#FungiFriday Panellus serotinus
Easily one of my favorite fungal finds around this time of year is actually quite a common species, especially if you live around deciduous forests. The saprophytic fungus, Panellus serotinus, also known as the late fall oyster isn’t actually an oyster mushroom at all. Unlike the fungus featured in a Fungi Friday from two weeks ago, Hohenbuehelia mastrucata, Panellus serotinus is not from the oyster family (Pleurotaceae). Though, it is still highly regarded in Japan as a delicious edible species.
This species has a huge distribution and can be found in most habitats in northern latitudes with mixed deciduous forests. Panellus serotinus fruits from several species of dead broadleaf trees and every time I have found it, it has been grouped in clusters of five or more caps. What’s most attractive to me is its color variations. You can’t identify it by looking for just one color, because this species produces some caps that are not only yellow, but olive green, brown, and sometimes a mixture of all three. I have even seen pictures of this mushroom with grey-purple hues so you really have to look at other distinguishing features for positive identification. Even two fruiting bodies growing inches away from each other can produce strikingly different colors.
The bottom of the mushroom is a light yellowish tan, and when the stem is present, it’s actually pretty large compared to the overall medium-small stature of the fungus.
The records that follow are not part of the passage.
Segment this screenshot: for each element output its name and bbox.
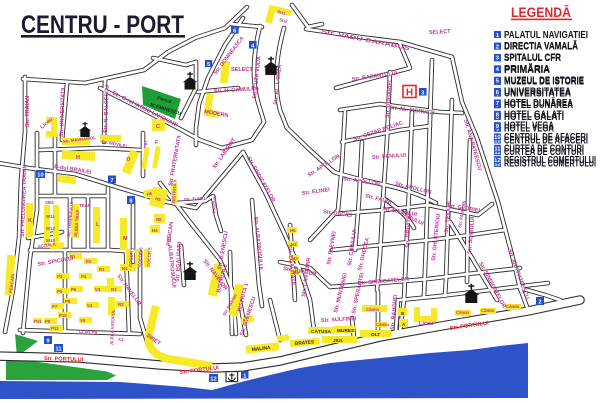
svg-text:R3: R3 [118,302,124,307]
svg-text:MUZEUL DE ISTORIE: MUZEUL DE ISTORIE [504,75,584,86]
svg-text:CURTEA DE CONTURI: CURTEA DE CONTURI [504,143,584,154]
svg-text:7: 7 [110,178,113,184]
svg-text:10: 10 [494,135,500,141]
svg-text:P11: P11 [34,319,42,324]
svg-text:PRIMĂRIA: PRIMĂRIA [504,64,550,75]
svg-text:PALATUL NAVIGATIEI: PALATUL NAVIGATIEI [504,30,588,41]
svg-text:Liceu: Liceu [419,321,433,327]
svg-text:11: 11 [494,147,501,153]
svg-text:Cămin: Cămin [481,308,495,313]
svg-text:N5: N5 [156,217,162,222]
svg-text:H: H [406,88,413,99]
svg-text:R1: R1 [99,267,105,272]
svg-text:DIRECTIA VAMALĂ: DIRECTIA VAMALĂ [504,41,578,52]
svg-text:TRAP: TRAP [79,203,91,208]
svg-text:HOTEL DUNĂREA: HOTEL DUNĂREA [504,98,573,109]
svg-text:W13: W13 [46,238,55,243]
svg-text:A1: A1 [118,337,124,342]
svg-text:SPITALUL CFR: SPITALUL CFR [504,53,561,64]
svg-text:C: C [156,124,160,130]
svg-text:OLT: OLT [371,332,380,338]
svg-text:N1: N1 [122,266,128,271]
svg-text:JIUL: JIUL [333,338,343,344]
svg-text:P8: P8 [65,299,71,304]
svg-text:K: K [28,218,32,224]
svg-text:12: 12 [210,377,216,383]
svg-text:Cr By Bg: Cr By Bg [79,329,98,334]
svg-text:Cămin: Cămin [506,304,520,309]
svg-text:CĂTUSA: CĂTUSA [311,328,332,335]
svg-text:P1: P1 [70,254,76,259]
svg-text:P7: P7 [52,304,58,309]
svg-text:MURES: MURES [337,328,355,334]
svg-text:Cămin: Cămin [366,307,380,312]
svg-text:V4: V4 [87,303,93,308]
svg-text:Str. TRAIAN: Str. TRAIAN [25,96,31,127]
svg-text:P2: P2 [86,259,92,264]
svg-text:P10: P10 [59,313,67,318]
svg-text:P4: P4 [81,274,87,279]
svg-text:M: M [123,236,128,242]
svg-text:H2: H2 [292,256,298,261]
svg-text:10: 10 [37,173,43,179]
svg-text:P6: P6 [71,287,77,292]
svg-text:CENTRUL DE AFACERI: CENTRUL DE AFACERI [504,132,588,143]
svg-text:H3: H3 [291,242,297,247]
svg-text:H: H [76,155,80,161]
svg-text:12: 12 [494,158,500,164]
svg-text:Cămin: Cămin [376,322,390,327]
svg-text:HOTEL VEGA: HOTEL VEGA [504,121,554,132]
svg-text:SELECT: SELECT [231,67,253,73]
svg-text:Cămin: Cămin [456,310,470,315]
svg-text:2: 2 [496,44,499,50]
svg-text:P9: P9 [45,319,51,324]
svg-text:P12: P12 [51,326,59,331]
svg-text:W11: W11 [46,214,55,219]
svg-text:V5: V5 [80,318,86,323]
svg-text:W12: W12 [46,226,55,231]
svg-text:SBS: SBS [45,200,54,205]
svg-text:H5: H5 [290,228,296,233]
svg-text:R2: R2 [111,287,117,292]
svg-text:HOTEL GALATI: HOTEL GALATI [504,109,564,120]
svg-text:7: 7 [496,101,499,107]
svg-text:2: 2 [538,300,541,306]
svg-text:SELECT: SELECT [429,29,452,36]
svg-text:CENTRU - PORT: CENTRU - PORT [21,11,184,39]
svg-text:P3: P3 [57,274,63,279]
svg-text:H4: H4 [152,228,158,233]
svg-text:LEGENDĂ: LEGENDĂ [511,5,571,20]
svg-text:E: E [144,141,148,147]
svg-text:REGISTRUL COMERTULUI: REGISTRUL COMERTULUI [504,155,596,166]
svg-text:P5: P5 [57,289,63,294]
svg-text:11: 11 [55,347,62,353]
svg-text:UNIVERSITATEA: UNIVERSITATEA [504,87,571,98]
svg-text:V3: V3 [95,287,101,292]
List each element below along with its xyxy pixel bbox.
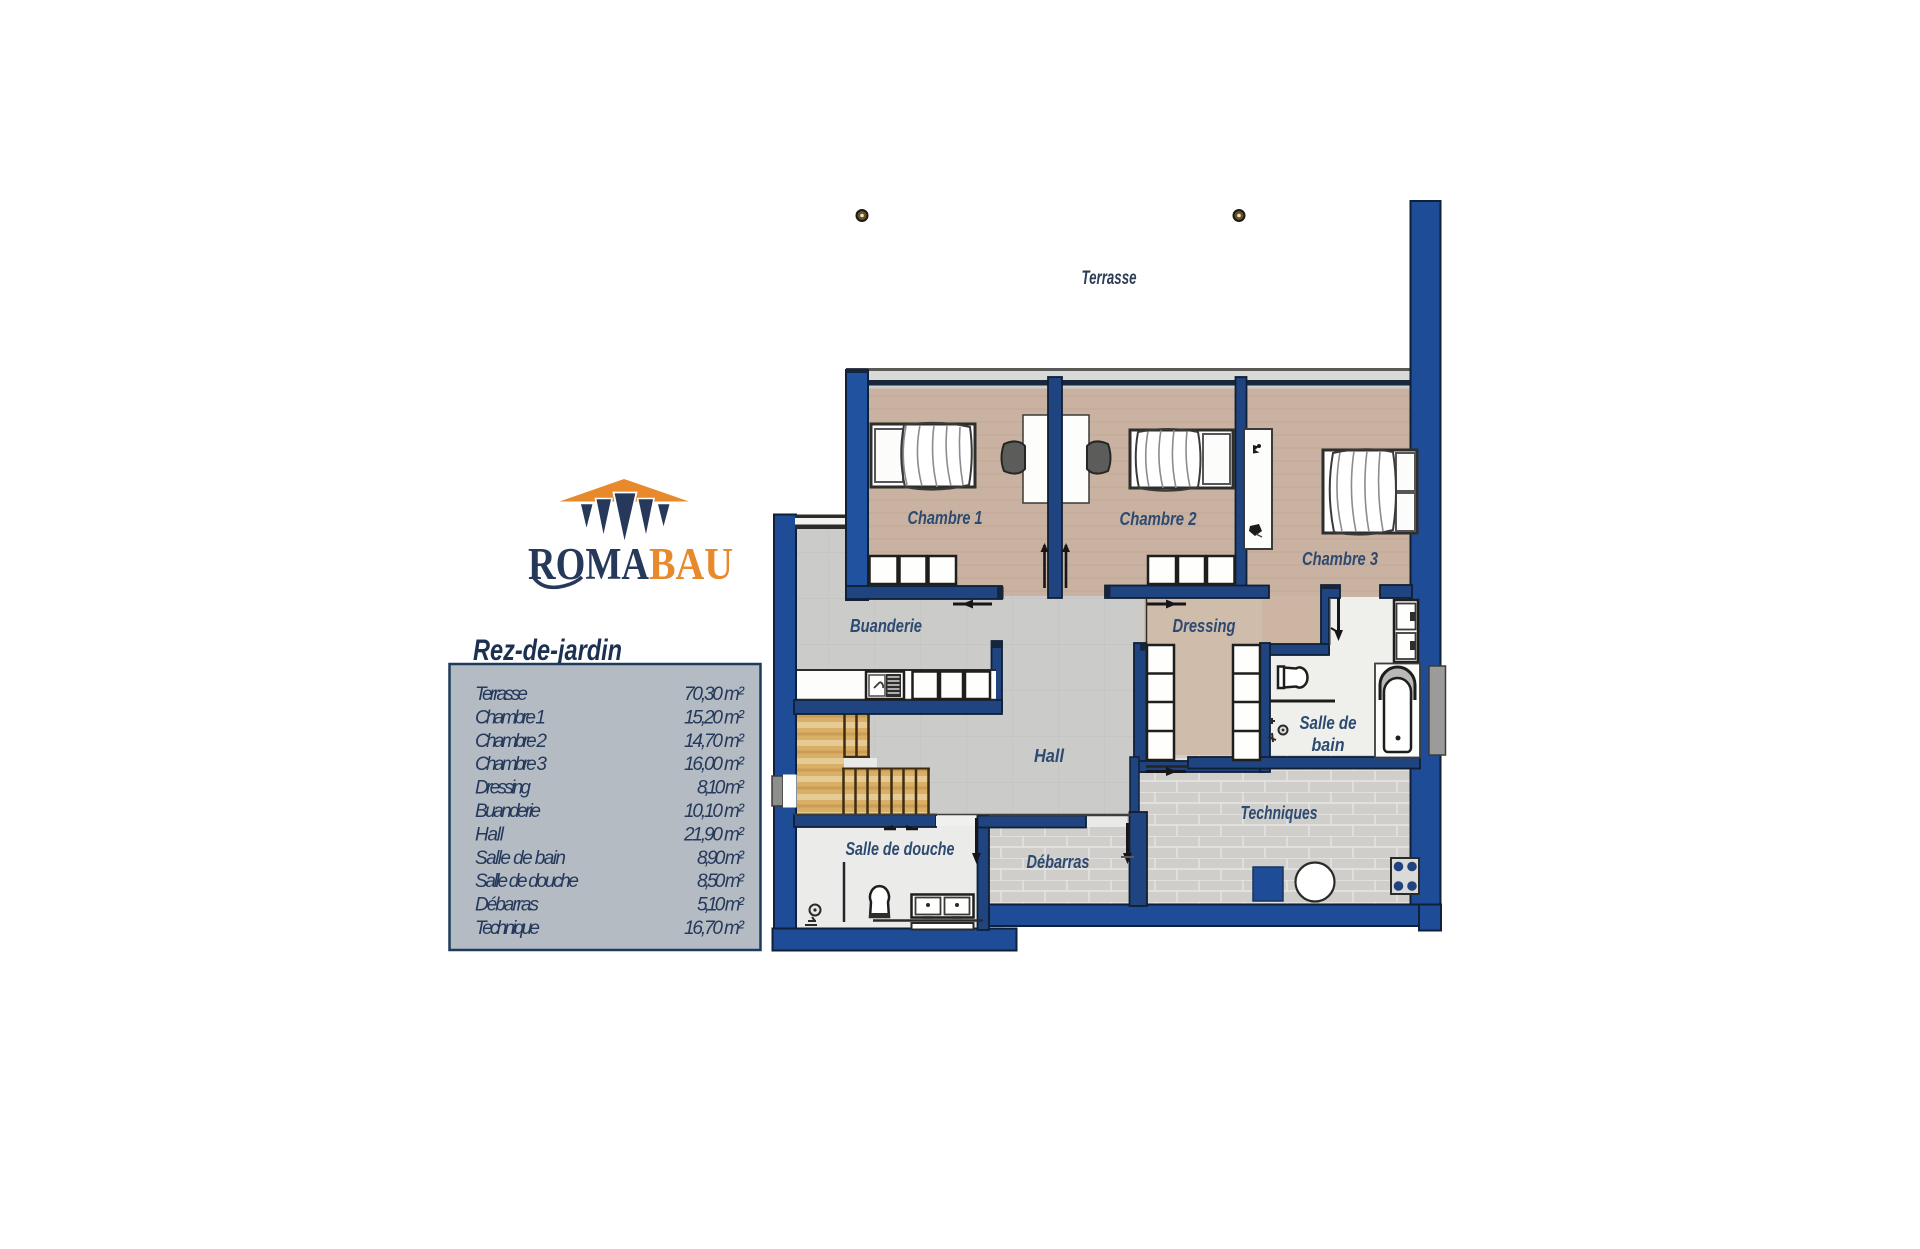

The time of the season can also point you in the right direction for proper identification. Its common name as well as its species name serotinus, which also means late, signifies when this species actually fruits. Sadly, when it does appear, you come to the depressing realization that the mushroom season has come, and is nearly gone. Even still, I’m oddly optimistic because in my region, we had such a warm, almost summer-like beginning to autumn, that I believe there are still many species to be found.
In North America, this species is not sought after by most foragers. It produces a mucous layer on its cap, that makes it a bit slimy. This gelatinous layer may be a mechanism that evolved to reduce water loss, or a mechanism that deters mycophagous insects and slugs. The relative abundance of water during this time of year make me think the slimy caps function to be the latter, but additionally, it could act as an agent to enhance its frost tolerance. A chemical analysis still needs to be conducted on its mucous layer to confidently conclude its exact function. Its sliminess may deter invertebrates, but in no way, shape or form deters mycophagous Japanese foragers.
Like I said in the beginning of this post, this fungus is highly regarded as a choice edible in Japanese culture. Its Japanese common name is the Mukitake. Several studies in the past decade have looked into the secondary compounds this species produces, and some promising results have turned up. In 2010, Nagao K and his team analyzed the livers of two groups of mice with nonalcoholic fatty liver disease (NAFLD). One group of mice was fed with Panellus serotinus, while the other group acted as the control. In short, after four weeks of feeding, the group that was fed Mukitake had markedly healthier livers. Lipolytic enzyme activity in these mice where enhanced while lipogenic enzymes accioated with fatty livers where reduced in Mukitake fed mice. These fungi may boost human health, but depending on where these fungi are found, they could be dangerous too.
The 2011 debacle involving an earthquake, a tsunami and the Fukushima Daiichi nuclear power plant resulted in huge radioactive plumes being released from the plants reactors. Once the emergency generators that powered the cooling systems failed, three nuclear meltdowns ensued. Large quantities of radioactive material were released into the surrounding environment, and to this day we are still seeing the environmental tribulations.
In 2013, Toshihiro Yamada put together a review paper, showing the apparent radioactive contamination of fungi growing in Japan. Some of these data are rather alarming. Just six months after the incident, several species of mushrooms in six different locations surrounding the meltdown were collected and their radioactivity was analyzed. One of the most contaminated mushrooms was (you guessed it) Panellus serotinus.
These findings are disturbing because the saprotrophic fungi analyzed grew from trees that were long dead before the nuclear mishap. In hundreds of years, think of all the radiocesium trees will sequester and store in their lignin rich wood. How high will the levels of radiocesium within Panellus serotinus be that fruit from radioactive trees? Let’s just say that Japanese mushroom enthusiasts should probably import Panellus serotinus from uncontaminated areas if they want to enjoy them in dishes or treat liver disease. The forest floor bears fruit for us to enjoy, but it can be contaminated and ruined in an instant.